Are they 10x more likely to get followed on Twitter?
Do they make 5x more money?
Or do they receive 3x more leads of an average user?
Whatever your product is, you have social proof available from your best users that you need to share with your new users. To return to the prior example, if you’re asking for Facebook permissions, don’t just explain the way you’ll use the information, but also provide the social proof:
“Users that connect their profiles to Facebook are 50% more likely to get a match within 2 days!”
Again, you’re trying to make it almost impossible for users to leave, by showing them all of the value they would miss.
So you built a killer onboarding flow with an ideal user in mind, you told users how much better their lives will be with your product, you leveraged social proof, and showed the Emerald City in the distance, that’s enough — right?

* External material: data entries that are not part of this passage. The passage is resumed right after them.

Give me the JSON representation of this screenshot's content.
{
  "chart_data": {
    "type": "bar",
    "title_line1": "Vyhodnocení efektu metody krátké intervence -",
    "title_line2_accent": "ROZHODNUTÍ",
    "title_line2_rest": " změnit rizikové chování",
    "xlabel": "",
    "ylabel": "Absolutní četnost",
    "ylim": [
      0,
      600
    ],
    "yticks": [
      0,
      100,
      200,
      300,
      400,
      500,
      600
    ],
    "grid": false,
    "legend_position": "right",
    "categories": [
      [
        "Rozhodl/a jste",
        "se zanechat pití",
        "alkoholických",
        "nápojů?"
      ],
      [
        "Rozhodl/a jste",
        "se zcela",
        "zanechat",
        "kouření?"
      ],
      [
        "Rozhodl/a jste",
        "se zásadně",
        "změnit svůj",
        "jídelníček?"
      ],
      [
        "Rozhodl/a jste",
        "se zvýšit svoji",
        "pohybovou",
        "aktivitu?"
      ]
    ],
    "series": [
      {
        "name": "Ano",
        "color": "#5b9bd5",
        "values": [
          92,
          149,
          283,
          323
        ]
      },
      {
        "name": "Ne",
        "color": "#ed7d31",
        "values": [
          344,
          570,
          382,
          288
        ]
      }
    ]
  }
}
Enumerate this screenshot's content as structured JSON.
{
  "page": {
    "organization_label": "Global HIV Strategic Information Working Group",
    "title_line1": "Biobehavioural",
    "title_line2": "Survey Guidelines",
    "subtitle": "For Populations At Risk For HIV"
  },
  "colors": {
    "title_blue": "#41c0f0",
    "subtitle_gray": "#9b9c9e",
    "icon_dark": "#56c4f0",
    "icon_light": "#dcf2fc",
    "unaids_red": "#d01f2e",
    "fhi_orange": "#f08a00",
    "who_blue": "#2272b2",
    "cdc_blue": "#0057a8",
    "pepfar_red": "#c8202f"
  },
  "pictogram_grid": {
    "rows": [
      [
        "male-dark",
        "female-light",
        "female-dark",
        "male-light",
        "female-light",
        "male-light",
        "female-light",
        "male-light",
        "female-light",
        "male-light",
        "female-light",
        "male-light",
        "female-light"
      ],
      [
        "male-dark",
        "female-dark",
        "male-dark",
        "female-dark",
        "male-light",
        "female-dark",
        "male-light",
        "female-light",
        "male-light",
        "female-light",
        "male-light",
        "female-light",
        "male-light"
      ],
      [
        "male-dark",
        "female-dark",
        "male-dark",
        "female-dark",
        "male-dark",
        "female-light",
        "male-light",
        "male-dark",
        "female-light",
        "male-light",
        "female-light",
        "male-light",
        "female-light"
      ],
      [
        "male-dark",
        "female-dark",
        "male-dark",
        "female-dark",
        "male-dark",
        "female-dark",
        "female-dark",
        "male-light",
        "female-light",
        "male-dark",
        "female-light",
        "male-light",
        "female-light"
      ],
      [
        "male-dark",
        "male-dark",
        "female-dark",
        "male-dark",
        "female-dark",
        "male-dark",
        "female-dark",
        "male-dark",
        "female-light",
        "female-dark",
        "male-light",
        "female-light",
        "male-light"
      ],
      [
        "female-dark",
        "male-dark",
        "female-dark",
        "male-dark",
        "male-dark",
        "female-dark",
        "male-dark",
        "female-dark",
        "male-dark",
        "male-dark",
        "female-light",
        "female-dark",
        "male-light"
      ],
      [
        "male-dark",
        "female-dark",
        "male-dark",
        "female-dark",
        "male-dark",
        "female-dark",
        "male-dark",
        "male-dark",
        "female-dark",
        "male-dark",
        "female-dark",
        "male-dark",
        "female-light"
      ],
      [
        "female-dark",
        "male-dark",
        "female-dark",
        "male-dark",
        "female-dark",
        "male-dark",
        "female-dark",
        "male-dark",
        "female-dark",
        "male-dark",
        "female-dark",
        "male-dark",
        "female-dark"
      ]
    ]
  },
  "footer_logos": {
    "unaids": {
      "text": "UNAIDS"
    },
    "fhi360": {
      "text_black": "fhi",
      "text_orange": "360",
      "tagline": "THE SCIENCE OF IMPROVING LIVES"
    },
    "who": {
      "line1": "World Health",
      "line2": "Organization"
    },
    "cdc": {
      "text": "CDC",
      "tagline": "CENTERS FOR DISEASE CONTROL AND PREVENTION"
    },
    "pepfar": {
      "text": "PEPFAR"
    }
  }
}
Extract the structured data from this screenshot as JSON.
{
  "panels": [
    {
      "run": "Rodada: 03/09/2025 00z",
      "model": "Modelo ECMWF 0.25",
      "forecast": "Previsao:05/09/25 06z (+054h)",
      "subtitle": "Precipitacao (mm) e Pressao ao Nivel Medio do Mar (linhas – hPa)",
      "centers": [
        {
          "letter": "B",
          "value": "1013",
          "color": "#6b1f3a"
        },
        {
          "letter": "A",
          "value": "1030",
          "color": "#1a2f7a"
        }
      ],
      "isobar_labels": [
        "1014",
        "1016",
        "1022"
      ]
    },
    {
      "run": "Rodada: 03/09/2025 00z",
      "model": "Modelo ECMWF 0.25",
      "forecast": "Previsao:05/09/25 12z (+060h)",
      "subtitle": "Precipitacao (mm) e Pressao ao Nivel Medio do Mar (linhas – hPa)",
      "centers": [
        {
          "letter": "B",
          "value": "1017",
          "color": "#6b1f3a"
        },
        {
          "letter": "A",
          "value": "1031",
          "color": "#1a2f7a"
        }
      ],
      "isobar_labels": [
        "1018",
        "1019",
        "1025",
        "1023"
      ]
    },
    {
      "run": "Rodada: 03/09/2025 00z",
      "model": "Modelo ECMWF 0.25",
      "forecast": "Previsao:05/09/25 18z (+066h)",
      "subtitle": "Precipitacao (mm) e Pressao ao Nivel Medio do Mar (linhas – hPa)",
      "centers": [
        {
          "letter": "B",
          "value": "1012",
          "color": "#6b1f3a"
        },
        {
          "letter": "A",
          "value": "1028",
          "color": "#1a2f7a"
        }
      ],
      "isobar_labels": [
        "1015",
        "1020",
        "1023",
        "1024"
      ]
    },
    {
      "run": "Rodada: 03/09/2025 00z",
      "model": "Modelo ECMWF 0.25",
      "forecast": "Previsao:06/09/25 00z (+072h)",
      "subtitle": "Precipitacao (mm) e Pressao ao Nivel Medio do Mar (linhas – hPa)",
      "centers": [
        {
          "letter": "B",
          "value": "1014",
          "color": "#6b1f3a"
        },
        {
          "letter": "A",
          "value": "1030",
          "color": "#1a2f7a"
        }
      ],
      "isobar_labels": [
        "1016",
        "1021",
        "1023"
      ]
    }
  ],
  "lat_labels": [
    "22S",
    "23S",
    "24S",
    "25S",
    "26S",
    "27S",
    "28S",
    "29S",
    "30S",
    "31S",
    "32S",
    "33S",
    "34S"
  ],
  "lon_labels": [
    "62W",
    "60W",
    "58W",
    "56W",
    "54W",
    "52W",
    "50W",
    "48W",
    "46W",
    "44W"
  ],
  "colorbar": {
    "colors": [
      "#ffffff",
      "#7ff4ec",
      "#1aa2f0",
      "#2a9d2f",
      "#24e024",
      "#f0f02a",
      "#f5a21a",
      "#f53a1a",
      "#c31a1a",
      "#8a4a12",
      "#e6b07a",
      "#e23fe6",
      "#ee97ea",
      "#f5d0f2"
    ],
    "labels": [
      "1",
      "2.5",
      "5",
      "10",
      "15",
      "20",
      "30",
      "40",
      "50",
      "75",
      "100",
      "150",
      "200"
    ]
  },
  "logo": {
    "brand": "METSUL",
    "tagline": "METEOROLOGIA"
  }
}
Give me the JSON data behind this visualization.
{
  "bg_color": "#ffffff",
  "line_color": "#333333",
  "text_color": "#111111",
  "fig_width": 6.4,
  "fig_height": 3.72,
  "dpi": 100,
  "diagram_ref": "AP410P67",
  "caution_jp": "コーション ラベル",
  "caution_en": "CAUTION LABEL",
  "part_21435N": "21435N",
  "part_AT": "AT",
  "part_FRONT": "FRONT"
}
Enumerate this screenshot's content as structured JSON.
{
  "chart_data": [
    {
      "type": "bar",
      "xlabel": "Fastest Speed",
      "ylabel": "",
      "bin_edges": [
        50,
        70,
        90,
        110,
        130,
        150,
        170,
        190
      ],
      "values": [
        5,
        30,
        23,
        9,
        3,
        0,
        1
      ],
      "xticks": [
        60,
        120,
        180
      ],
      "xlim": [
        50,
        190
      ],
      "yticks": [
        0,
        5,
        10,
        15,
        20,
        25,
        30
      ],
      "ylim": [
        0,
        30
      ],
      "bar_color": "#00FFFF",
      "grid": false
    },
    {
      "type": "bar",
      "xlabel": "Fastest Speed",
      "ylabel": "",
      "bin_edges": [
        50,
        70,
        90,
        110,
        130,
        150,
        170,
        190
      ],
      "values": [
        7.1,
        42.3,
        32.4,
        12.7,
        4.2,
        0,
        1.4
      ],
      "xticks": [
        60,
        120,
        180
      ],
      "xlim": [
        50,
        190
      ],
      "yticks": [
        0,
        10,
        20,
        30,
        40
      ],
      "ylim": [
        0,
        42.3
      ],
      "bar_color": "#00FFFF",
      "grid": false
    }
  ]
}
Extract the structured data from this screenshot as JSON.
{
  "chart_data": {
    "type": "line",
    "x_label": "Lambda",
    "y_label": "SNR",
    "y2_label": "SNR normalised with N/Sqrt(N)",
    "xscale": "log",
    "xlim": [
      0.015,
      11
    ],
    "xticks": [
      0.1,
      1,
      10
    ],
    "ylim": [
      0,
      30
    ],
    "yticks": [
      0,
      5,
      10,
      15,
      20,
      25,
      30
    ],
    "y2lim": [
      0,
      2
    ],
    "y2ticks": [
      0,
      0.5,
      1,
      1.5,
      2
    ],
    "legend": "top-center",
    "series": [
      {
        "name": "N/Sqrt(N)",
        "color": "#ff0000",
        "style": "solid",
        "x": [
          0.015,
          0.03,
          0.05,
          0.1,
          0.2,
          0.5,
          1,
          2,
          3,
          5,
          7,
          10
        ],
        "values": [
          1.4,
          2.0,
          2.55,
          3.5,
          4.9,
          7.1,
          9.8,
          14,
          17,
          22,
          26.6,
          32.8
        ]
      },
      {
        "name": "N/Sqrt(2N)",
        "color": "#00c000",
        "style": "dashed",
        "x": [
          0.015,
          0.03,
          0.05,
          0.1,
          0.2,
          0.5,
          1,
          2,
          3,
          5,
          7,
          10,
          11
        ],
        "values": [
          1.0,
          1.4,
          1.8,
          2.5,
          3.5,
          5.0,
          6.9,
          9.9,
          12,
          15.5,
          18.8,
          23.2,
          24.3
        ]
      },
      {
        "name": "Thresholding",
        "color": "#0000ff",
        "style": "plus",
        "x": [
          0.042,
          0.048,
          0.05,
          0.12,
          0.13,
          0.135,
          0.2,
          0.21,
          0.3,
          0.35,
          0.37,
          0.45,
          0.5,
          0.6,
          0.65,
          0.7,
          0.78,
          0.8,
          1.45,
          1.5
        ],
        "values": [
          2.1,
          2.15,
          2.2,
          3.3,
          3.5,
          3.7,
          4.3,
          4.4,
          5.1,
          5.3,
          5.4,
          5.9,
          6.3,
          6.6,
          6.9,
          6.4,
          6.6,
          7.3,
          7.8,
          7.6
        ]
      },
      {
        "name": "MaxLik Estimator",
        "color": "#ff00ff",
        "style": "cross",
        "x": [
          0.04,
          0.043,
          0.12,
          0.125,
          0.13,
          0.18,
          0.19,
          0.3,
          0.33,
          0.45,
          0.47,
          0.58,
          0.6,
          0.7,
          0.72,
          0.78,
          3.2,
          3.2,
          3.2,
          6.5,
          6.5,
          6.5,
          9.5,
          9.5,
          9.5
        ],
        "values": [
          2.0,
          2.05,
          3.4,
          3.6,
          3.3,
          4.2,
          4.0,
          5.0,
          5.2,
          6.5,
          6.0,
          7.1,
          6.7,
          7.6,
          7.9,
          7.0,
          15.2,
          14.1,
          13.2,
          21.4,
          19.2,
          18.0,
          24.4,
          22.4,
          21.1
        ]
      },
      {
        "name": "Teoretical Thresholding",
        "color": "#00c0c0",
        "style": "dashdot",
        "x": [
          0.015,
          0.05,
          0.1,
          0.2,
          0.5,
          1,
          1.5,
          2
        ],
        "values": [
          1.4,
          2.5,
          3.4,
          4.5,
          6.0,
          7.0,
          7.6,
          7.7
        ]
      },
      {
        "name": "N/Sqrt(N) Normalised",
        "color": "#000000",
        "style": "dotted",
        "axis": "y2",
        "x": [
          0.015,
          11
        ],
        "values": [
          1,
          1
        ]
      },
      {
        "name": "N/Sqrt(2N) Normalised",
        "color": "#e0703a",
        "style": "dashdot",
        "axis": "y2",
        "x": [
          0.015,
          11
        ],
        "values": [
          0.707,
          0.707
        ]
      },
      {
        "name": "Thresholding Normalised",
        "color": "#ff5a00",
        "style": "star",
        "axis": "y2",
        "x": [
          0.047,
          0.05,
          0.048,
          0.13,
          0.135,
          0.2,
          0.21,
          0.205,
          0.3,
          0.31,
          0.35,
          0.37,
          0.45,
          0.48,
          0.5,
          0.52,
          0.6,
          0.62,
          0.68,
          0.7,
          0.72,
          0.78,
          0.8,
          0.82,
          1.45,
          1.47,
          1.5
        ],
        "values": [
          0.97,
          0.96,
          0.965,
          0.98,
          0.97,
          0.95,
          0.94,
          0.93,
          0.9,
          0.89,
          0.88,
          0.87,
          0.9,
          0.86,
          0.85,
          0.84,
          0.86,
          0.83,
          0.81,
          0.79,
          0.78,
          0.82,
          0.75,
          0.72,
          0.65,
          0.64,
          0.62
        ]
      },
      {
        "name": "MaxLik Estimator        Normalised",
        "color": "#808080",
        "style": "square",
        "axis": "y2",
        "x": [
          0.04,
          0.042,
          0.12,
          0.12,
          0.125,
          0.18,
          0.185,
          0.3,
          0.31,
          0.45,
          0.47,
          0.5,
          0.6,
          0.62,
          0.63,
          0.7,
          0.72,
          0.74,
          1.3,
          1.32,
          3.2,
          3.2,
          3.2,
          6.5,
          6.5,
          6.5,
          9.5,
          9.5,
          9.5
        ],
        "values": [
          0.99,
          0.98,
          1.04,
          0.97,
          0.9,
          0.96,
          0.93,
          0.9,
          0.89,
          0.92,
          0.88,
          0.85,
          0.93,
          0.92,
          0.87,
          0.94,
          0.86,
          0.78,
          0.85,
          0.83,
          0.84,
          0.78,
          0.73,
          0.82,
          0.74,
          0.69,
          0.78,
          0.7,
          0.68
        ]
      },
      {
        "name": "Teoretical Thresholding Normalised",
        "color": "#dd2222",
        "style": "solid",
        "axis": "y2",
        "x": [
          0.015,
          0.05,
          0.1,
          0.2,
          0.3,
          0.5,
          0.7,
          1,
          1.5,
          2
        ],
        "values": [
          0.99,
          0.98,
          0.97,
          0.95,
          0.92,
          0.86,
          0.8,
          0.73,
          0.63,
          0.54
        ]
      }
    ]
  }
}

Not so fast my friend. One of the most important parts of your onboarding flow is how it ends.

Do you drop your users into a confusing (or worse, blank) dashboard, and let them fend for themselves?
The ideal onboarding flow lands softly in a simple, user-friendly experience that reminds them what they accomplished in prior steps and slowly introduces new features and functionality.
You may even choose to include a smaller secondary onboarding that follows your robust onboarding with tool-tips, live chat, or videos to make the transition even smoother.
Intercom, Olark, and Hotjar are great resources for creating soft landings after onboarding.
Onboarding is incredibly important and immensely valuable for your web or mobile app. With a few simple steps, you can turn significantly more of your new users into power users.